Hamburg wirbt um FinTechs und InsurTechs

Als drittgrößter Versicherungsstandort in Deutschland hat Hamburg nun auch den Wettbewerb um die begehrten Startups der Branche aufgenommen. Unter der Schirmherrschaft von Finanzplatz e.V. hatte die HSBA als Hochschule der Hamburger Wirtschaft am 29.05.2018 zum 1. Hamburg Insurance Innovation Day geladen. Mehr als 300 Teilnehmer konnten in der Handelskammer verschiedene Experten zum Thema Innovation hören und sich auf vier Slots verteilt die Geschäftsmodelle von 19 Insur- und FinTechs erläutern lassen.

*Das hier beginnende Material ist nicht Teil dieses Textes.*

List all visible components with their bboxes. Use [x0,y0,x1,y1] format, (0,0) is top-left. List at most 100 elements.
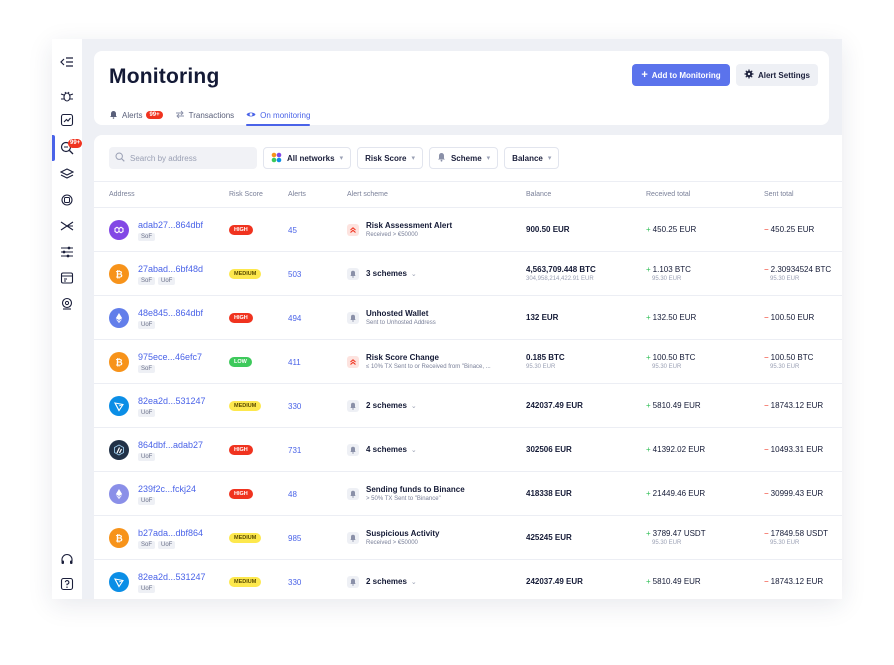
address-link[interactable]: 864dbf...adab27 [138,440,203,451]
chevron-down-icon[interactable]: ⌄ [411,402,417,410]
address-link[interactable]: 239f2c...fckj24 [138,484,196,495]
alerts-count-link[interactable]: 494 [288,314,301,323]
alert-settings-label: Alert Settings [757,70,810,80]
bell-icon [347,444,359,456]
table-row[interactable]: 48e845...864dbf UoF HIGH 494 Unhosted Wallet… [94,296,842,340]
table-row[interactable]: adab27...864dbf SoF HIGH 45 Risk Assessment … [94,208,842,252]
column-header-alert-scheme[interactable]: Alert scheme [347,191,388,198]
scheme-filter[interactable]: Scheme ▾ [428,147,499,169]
scheme-title: Unhosted Wallet [366,309,429,318]
balance-fiat: 95.30 EUR [526,364,556,370]
table-row[interactable]: 239f2c...fckj24 UoF HIGH 48 Sending funds to… [94,472,842,516]
table-row[interactable]: 82ea2d...531247 UoF MEDIUM 330 2 schemes ⌄ 242… [94,560,842,599]
received-value: +5810.49 EUR [646,577,701,587]
alerts-count-link[interactable]: 731 [288,446,301,455]
ledger-icon[interactable] [58,269,76,287]
svg-text:₿: ₿ [115,269,122,280]
address-link[interactable]: b27ada...dbf864 [138,528,203,539]
alerts-cell: 411 [288,340,301,384]
address-link[interactable]: 82ea2d...531247 [138,572,206,583]
alerts-count-link[interactable]: 503 [288,270,301,279]
risk-score-filter[interactable]: Risk Score ▾ [357,147,423,169]
sliders-icon[interactable] [58,243,76,261]
column-header-risk-score[interactable]: Risk Score [229,191,263,198]
filters-bar: All networks ▾ Risk Score ▾ Scheme ▾ Bal… [109,147,560,169]
address-link[interactable]: 975ece...46efc7 [138,352,202,363]
balance-filter[interactable]: Balance ▾ [504,147,560,169]
address-link[interactable]: 27abad...6bf48d [138,264,203,275]
tab-alerts[interactable]: Alerts 99+ [109,105,163,125]
alerts-count-link[interactable]: 985 [288,534,301,543]
chevron-down-icon[interactable]: ⌄ [411,270,417,278]
column-header-address[interactable]: Address [109,191,135,198]
sent-value: −30999.43 EUR [764,489,823,499]
scheme-count[interactable]: 2 schemes [366,577,407,587]
balance-value: 242037.49 EUR [526,401,583,410]
tron-icon [109,572,129,592]
address-cell: 864dbf...adab27 UoF [109,428,203,472]
alerts-count-link[interactable]: 330 [288,578,301,587]
bell-icon [347,268,359,280]
tag-badge: SoF [138,232,156,241]
risk-badge: MEDIUM [229,401,262,411]
balance-value: 0.185 BTC [526,353,565,362]
tag-badge: UoF [138,408,156,417]
tag-badge: SoF [138,540,156,549]
alerts-count-link[interactable]: 48 [288,490,297,499]
table-row[interactable]: 82ea2d...531247 UoF MEDIUM 330 2 schemes ⌄ 242… [94,384,842,428]
collapse-menu-icon[interactable] [58,53,76,71]
received-cell: +5810.49 EUR [646,560,701,599]
layers-icon[interactable] [58,165,76,183]
column-header-sent-total[interactable]: Sent total [764,191,794,198]
alert-settings-button[interactable]: Alert Settings [736,64,818,86]
alerts-count-link[interactable]: 330 [288,402,301,411]
column-header-received-total[interactable]: Received total [646,191,690,198]
sent-cell: −30999.43 EUR [764,472,823,516]
main-card: All networks ▾ Risk Score ▾ Scheme ▾ Bal… [94,135,842,599]
alerts-count-link[interactable]: 411 [288,358,301,367]
balance-cell: 425245 EUR [526,516,572,560]
column-header-balance[interactable]: Balance [526,191,551,198]
sent-cell: −100.50 EUR [764,296,814,340]
settings-icon[interactable] [58,295,76,313]
address-cell: 82ea2d...531247 UoF [109,384,206,428]
received-amount: 1.103 BTC [652,265,691,274]
add-to-monitoring-button[interactable]: + Add to Monitoring [632,64,730,86]
balance-value: 132 EUR [526,313,559,322]
address-link[interactable]: 82ea2d...531247 [138,396,206,407]
chevron-down-icon[interactable]: ⌄ [411,578,417,586]
chevron-down-icon[interactable]: ⌄ [411,446,417,454]
balance-value: 302506 EUR [526,445,572,454]
risk-badge: MEDIUM [229,269,262,279]
received-amount: 3789.47 USDT [652,529,706,538]
scheme-count[interactable]: 2 schemes [366,401,407,411]
bug-icon[interactable] [58,87,76,105]
scheme-count[interactable]: 3 schemes [366,269,407,279]
column-header-alerts[interactable]: Alerts [288,191,306,198]
address-link[interactable]: 48e845...864dbf [138,308,203,319]
address-cell: ₿ 975ece...46efc7 SoF [109,340,202,384]
chart-icon[interactable] [58,111,76,129]
search-input[interactable] [130,153,250,163]
graph-icon[interactable] [58,217,76,235]
address-link[interactable]: adab27...864dbf [138,220,203,231]
headset-icon[interactable] [58,551,76,569]
sent-cell: −2.30934524 BTC 95.30 EUR [764,252,831,296]
table-row[interactable]: ₿ 975ece...46efc7 SoF LOW 411 Risk Score Chan… [94,340,842,384]
alerts-count-link[interactable]: 45 [288,226,297,235]
tab-transactions[interactable]: Transactions [175,105,234,125]
help-icon[interactable] [58,575,76,593]
tab-on-monitoring[interactable]: On monitoring [246,105,311,126]
table-row[interactable]: 864dbf...adab27 UoF HIGH 731 4 schemes ⌄ 30250… [94,428,842,472]
tab-alerts-label: Alerts [122,110,143,120]
cpu-icon[interactable] [58,191,76,209]
received-amount: 41392.02 EUR [652,445,706,454]
networks-filter[interactable]: All networks ▾ [263,147,352,169]
scheme-count[interactable]: 4 schemes [366,445,407,455]
fiat-equivalent: 95.30 EUR [652,364,682,370]
table-row[interactable]: ₿ b27ada...dbf864 SoF UoF MEDIUM 985 Suspiciou… [94,516,842,560]
scheme-cell: Suspicious Activity Received > €50000 [347,516,440,560]
search-box[interactable] [109,147,257,169]
plus-sign: + [646,265,651,274]
table-row[interactable]: ₿ 27abad...6bf48d SoF UoF MEDIUM 503 3 schemes… [94,252,842,296]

Warum Hamburg als Innovationsstandort?

Wer auf die Geschichte Hamburgs schaut - mit ältester deutscher Börse und ältester Versicherung der Welt - oder den aktuellen FinTech-Monitor betrachtet, der erkenne sehr schnell: Die Hansestadt war und ist innovativ. Mit diesem vergleichenden Blick zurück und auf das "Hier und Jetzt" begrüßte Eberhard Sautter (Vorstand Finanzplatz Hamburg e.V.) das Auditorium im Albert-Schäfer-Saal und machte den Wunsch deutlich, dass sich der Hamburg Insurance Innovation Day in der Branche etabliert und über die Grenzen hinausstrahlt. Es gehe bei der Veranstaltung darum, die (Hamburger) Unternehmen mit den Startups zu vernetzen und Kooperationen zu fördern, so wie es beispielsweise schon im Think & Work Tank der InsurTech Werft gelebt werde. Die "Alten Hasen" könnten den Insur- und FinTechs mit dem bereits aufgebauten Vertrauen und der von Kunden geschätzten Beständigkeit einen wichtigen Wettbewerbsvorteil verschaffen, so Sautter. Die Aufbruchsstimmung in der Branche wolle sinnvoll genutzt werden.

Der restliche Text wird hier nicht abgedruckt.